Shriek: An Afterword (51 page)

Read Shriek: An Afterword Online

Authors: Jeff VanderMeer

BOOK: Shriek: An Afterword
10.9Mb size Format: txt, pdf, ePub

Instead, in her fear and his distress, he had finally realized that he would always be alone, that he would never have the luxury of a normal life.

He winced at the look on my face.

“Janice! I didn’t think it would make everything like it was before, but I thought it would make her see that I’m not a crackpot, not a liar, not crazy. At least that…I spent a long time making those glasses for her, so she could experience it.” {Ten years. It took ten years of research to make them. But no one wanted to see through them when I was done, except you, Janice, and you already believed me.}

“Did you really think that it could end well?” I asked.

The look of grief he gave me made it hard to judge him.

“Do you know how long I’ve protected her, looked out for her?”

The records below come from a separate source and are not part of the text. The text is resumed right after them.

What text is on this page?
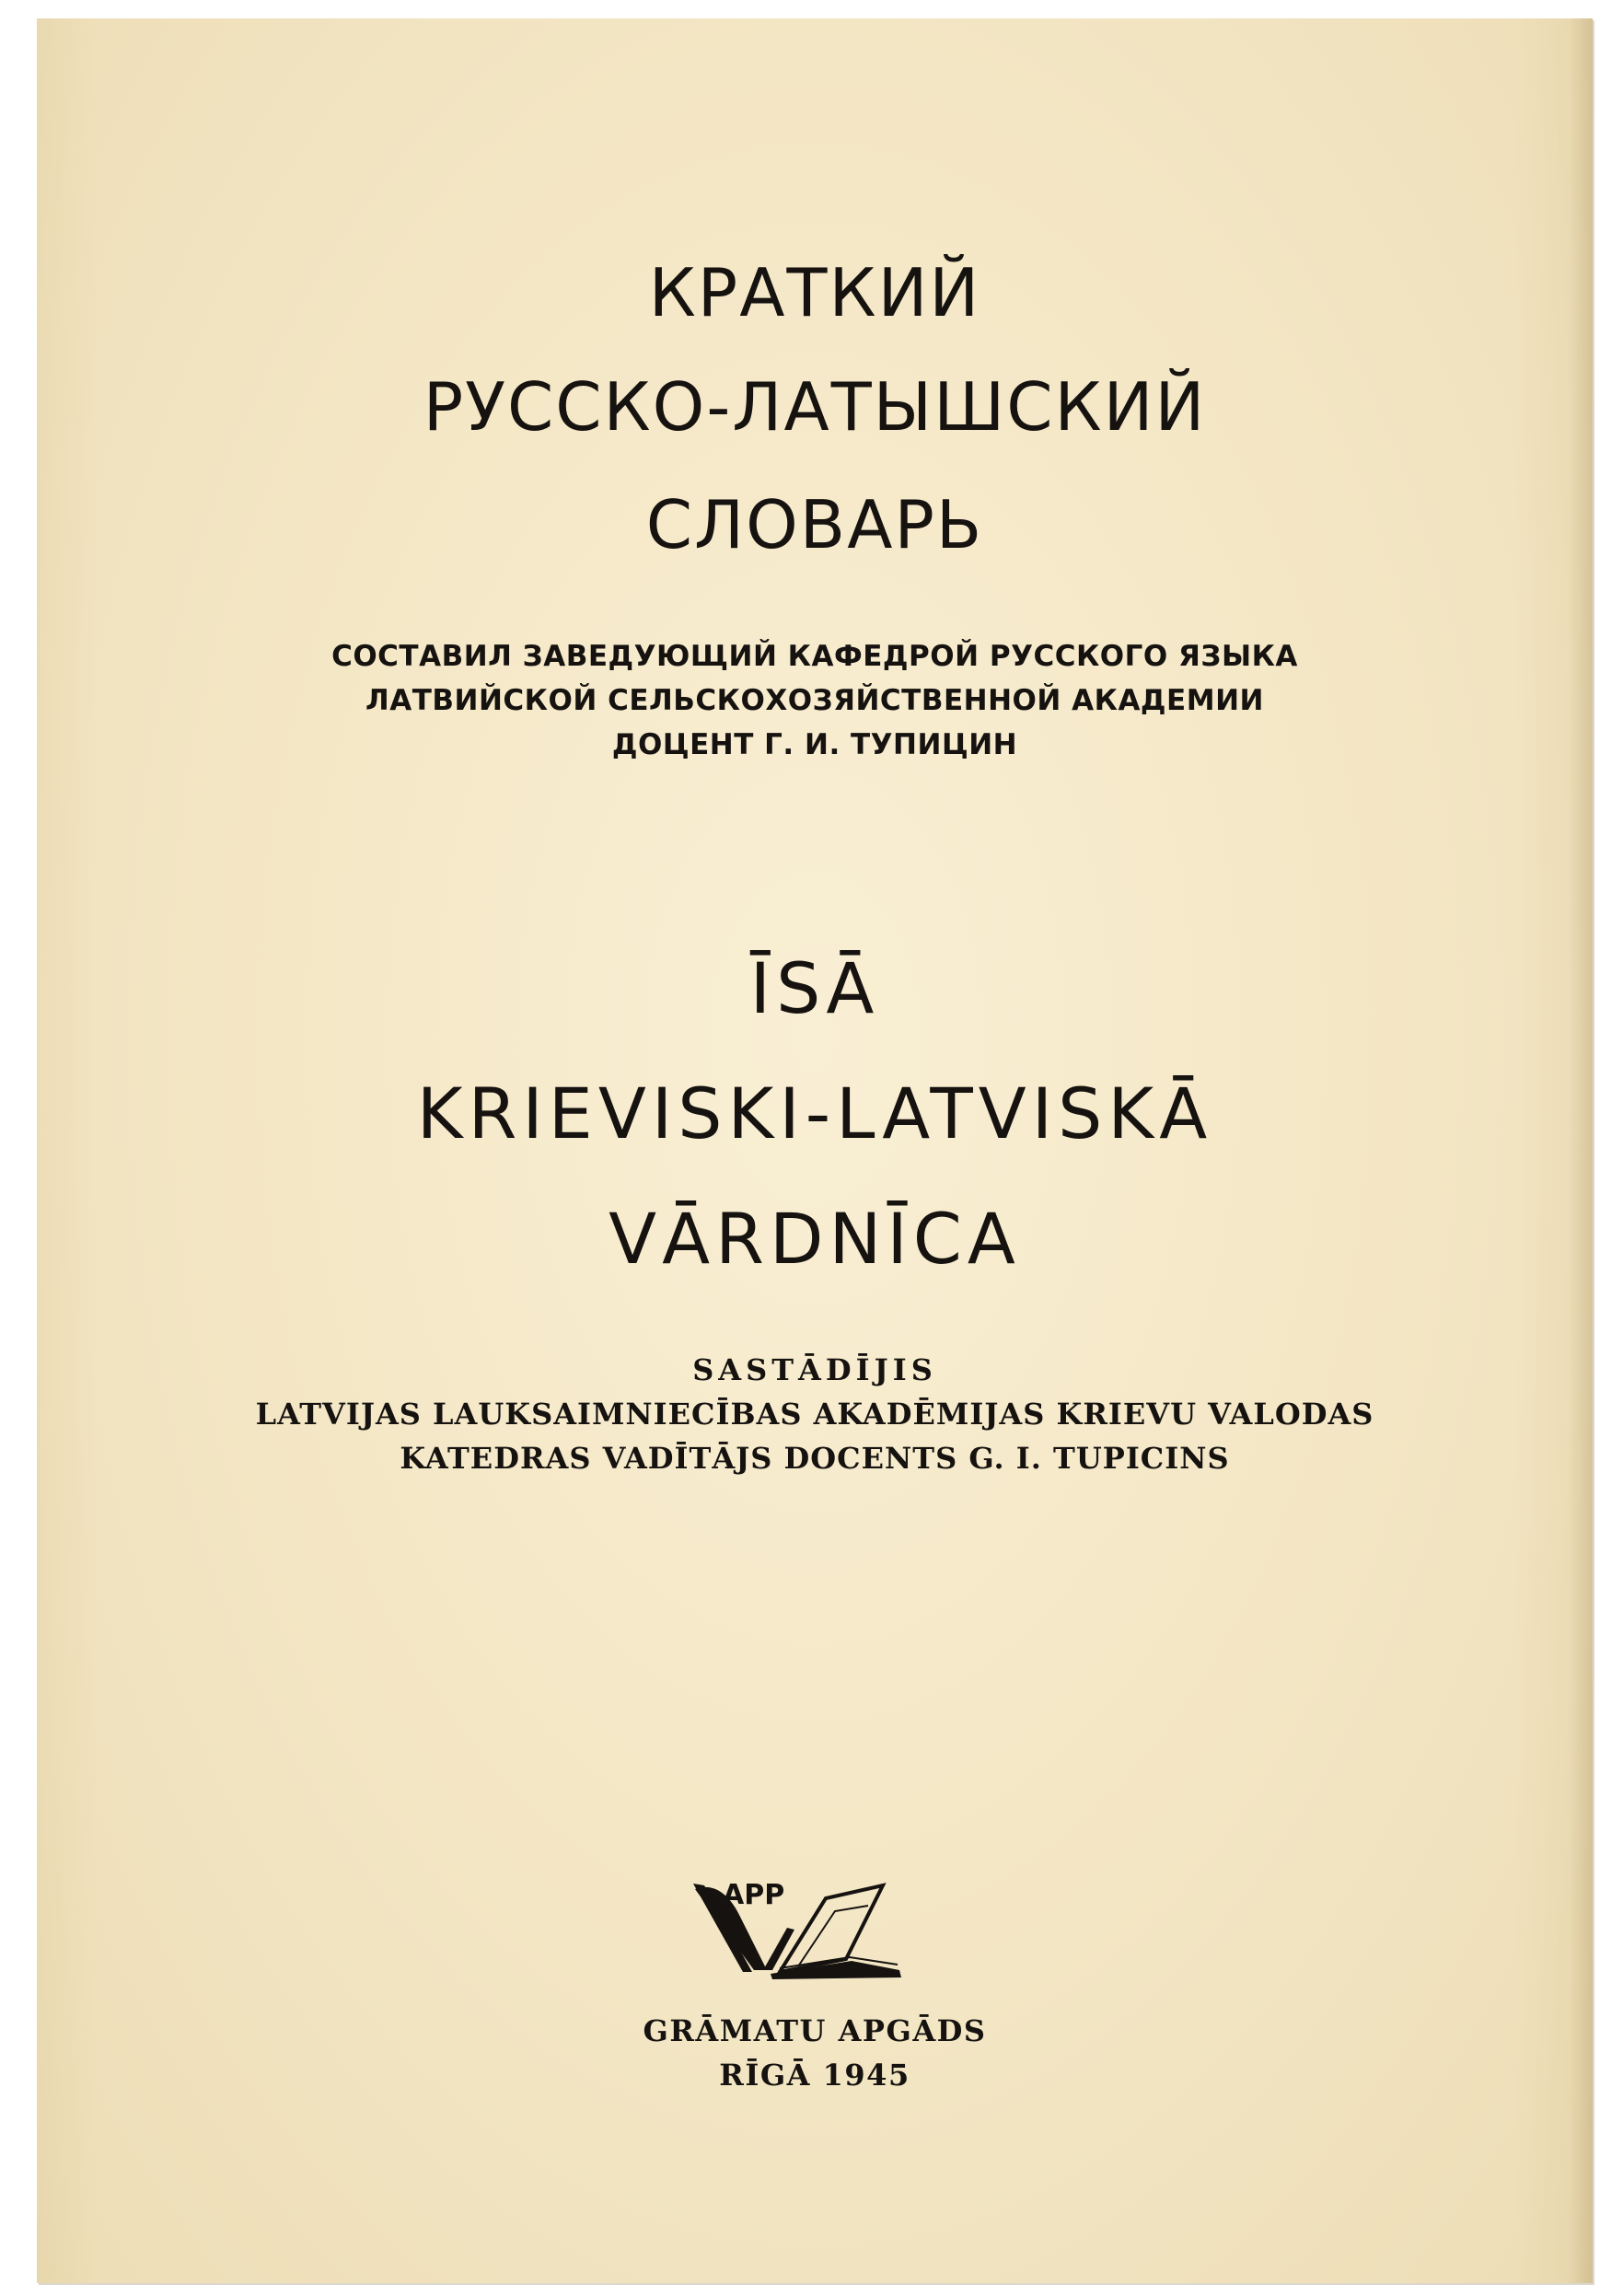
КРАТКИЙ
РУССКО-ЛАТЫШСКИЙ
СЛОВАРЬ
СОСТАВИЛ ЗАВЕДУЮЩИЙ КАФЕДРОЙ РУССКОГО ЯЗЫКА
ЛАТВИЙСКОЙ СЕЛЬСКОХОЗЯЙСТВЕННОЙ АКАДЕМИИ
ДОЦЕНТ Г. И. ТУПИЦИН
ĪSĀ
KRIEVISKI-LATVISKĀ
VĀRDNĪCA
SASTĀDĪJIS
LATVIJAS LAUKSAIMNIECĪBAS AKADĒMIJAS KRIEVU VALODAS
KATEDRAS VADĪTĀJS DOCENTS G. I. TUPICINS
APP
GRĀMATU APGĀDS
RĪGĀ 1945
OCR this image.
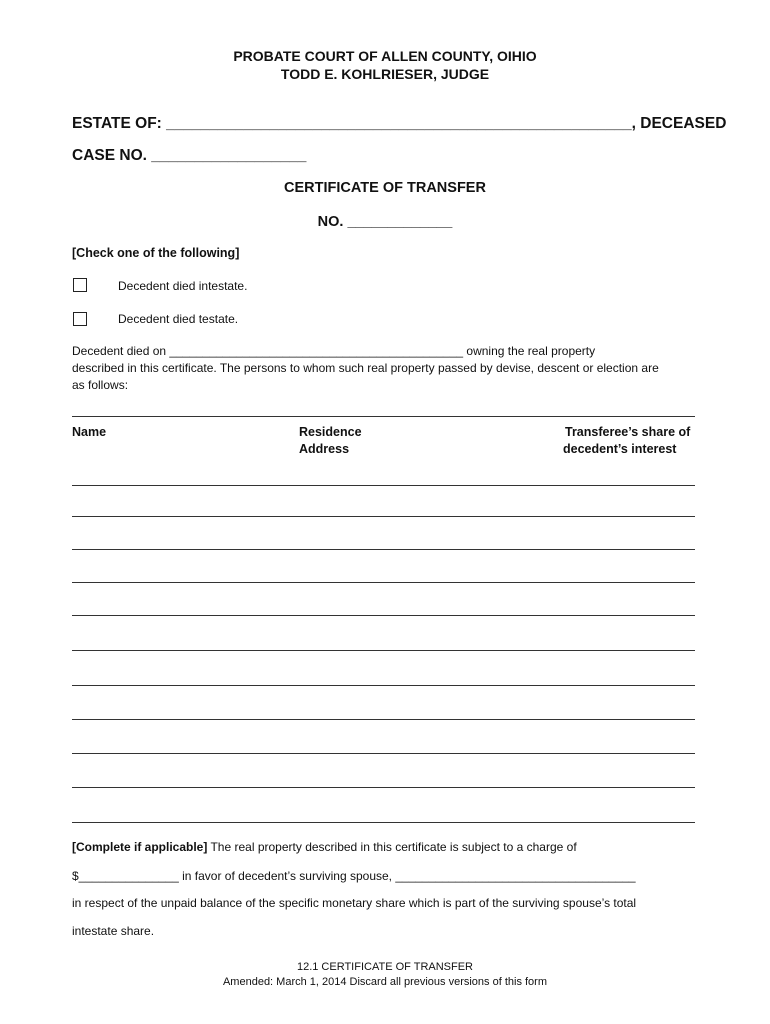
PROBATE COURT OF ALLEN COUNTY, OIHIO
TODD E. KOHLRIESER, JUDGE
ESTATE OF: ______________________________________________________, DECEASED
CASE NO. __________________
CERTIFICATE OF TRANSFER
NO. _____________
[Check one of the following]
Decedent died intestate.
Decedent died testate.
Decedent died on ____________________________________________ owning the real property
described in this certificate. The persons to whom such real property passed by devise, descent or election are
as follows:
Name	Residence
Address
Transferee’s share of
decedent’s interest
[Complete if applicable] The real property described in this certificate is subject to a charge of
$_______________ in favor of decedent’s surviving spouse, ____________________________________
in respect of the unpaid balance of the specific monetary share which is part of the surviving spouse’s total
intestate share.
12.1 CERTIFICATE OF TRANSFER
Amended: March 1, 2014 Discard all previous versions of this form
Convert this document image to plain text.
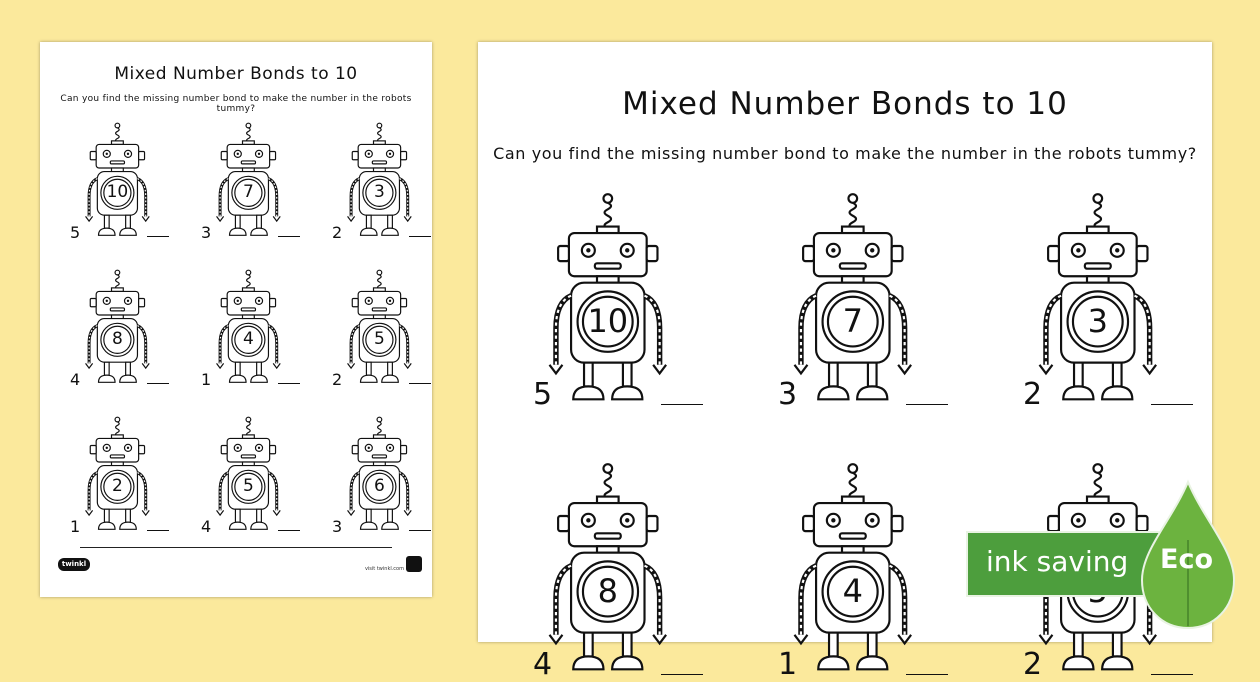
Mixed Number Bonds to 10
Can you find the missing number bond to make the number in the robots tummy?
10
5
7
3
3
2
8
4
4
1
5
2
2
1
5
4
6
3
twinkl
visit twinkl.com
Mixed Number Bonds to 10
Can you find the missing number bond to make the number in the robots tummy?
10
5
7
3
3
2
8
4
4
1	2
ink saving Eco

I began to wonder whether Duncan’s madness lay more in his inability to put Mary behind him than any of his more outlandish obsessions. {I had to try. I had to make the effort. Even if I knew how useless it was from the moment I entered the gallery.}

“Anyway,” he said, “it’s over now. I don’t think I’m long for Ambergris, at least not aboveground.”

“Going on another trip?” I asked.

“Not a trip. I wouldn’t be the first. There are others down there. In the dark, rejecting the false light, as Bonmot liked to say. It’s a choice. We all have a choice. So I think I’ll travel there again.”

“For good?” A panic threatened to overcome me, a panic that at first had no source.

“Probably. There isn’t much left aboveground for me.”

Which is when I realized, dear reader, that there wasn’t much left aboveground for me, either. What would it mean to be a tour guide for the rest of my days, fated to point out landmarks that would always be personal for me, signs of success and failure? What kind of life would that be? Would I wind up like my mother? Perhaps I would try to kill myself again at some point, when the loneliness of it got too bad. Or perhaps I would let it happen to me, go through the same routines day after day, allow myself to fall into repetitions that masked the truth. And some days wonder,
Did Duncan make it? Did he find some kind of final truth? Did he find some kind of final happiness? Could it have worked for me?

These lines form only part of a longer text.